The device, Xiaomi Mibox, I picked up a couple of years ago and never used was gifted to a friend of mine and used somewhat regularly over the last 10 or so months. I don’t know the problem but I suspect the device doesn’t support the format (possibly DRM?) Google is putting on the advertising on YouTube videos but whatever the issue it seems ludicrous that a Google operating system won’t play videos from a Google service. It doesn’t even give an error message, it just spins and spins and spins.
Digging through the apps installed to see if a recent YouTube app update had broken things, we saw that Android TV ships with a print spooler. No idea why a set top box for a TV would need one but it reaffirmed my frustration with Android as an operating system. If Android were just a series of packages for a traditional GNU/Linux system the print spooler would be easily removed when building for a television set top box but instead we have a fragmented mess where devices frequently ship violating the GPL, or with outdated drivers or a lack of updates from whoever might update things.
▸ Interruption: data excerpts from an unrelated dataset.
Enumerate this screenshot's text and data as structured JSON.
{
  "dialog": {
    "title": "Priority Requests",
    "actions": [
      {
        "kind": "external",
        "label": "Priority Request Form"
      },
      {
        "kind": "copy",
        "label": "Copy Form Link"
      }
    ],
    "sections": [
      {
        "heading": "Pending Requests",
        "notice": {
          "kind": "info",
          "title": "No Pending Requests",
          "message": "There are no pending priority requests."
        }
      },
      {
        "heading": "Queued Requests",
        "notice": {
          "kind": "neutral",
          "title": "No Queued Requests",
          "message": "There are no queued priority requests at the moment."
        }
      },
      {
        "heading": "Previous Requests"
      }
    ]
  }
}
It is free software often in name only with a kludge of binary drivers and proprietary components jammed into a device to get it working.
Contrasting this to the other popular proprietary operating system for such devices: iOS or tvOS or whatever nonsense branding is being currently applied and it’s clear that Apple’s approach works well for the half dozen or so devices they produce but probably would fail just as spectacularly if they tried to run it on the thousands of doodads that run some flavor of Android in 2018.
In the end, we unplugged it and plugged in an old $20 Roku device and with a fresh pair of batteries in the remote and a quick software update worked just fine and played YouTube videos the way they were meant to be played: that is to say, at all.
I wonder what this might look like with a standard computer running a desktop OS and some kind of decent remote control solution. Maybe such a thing exists, but I’ve not heard of it.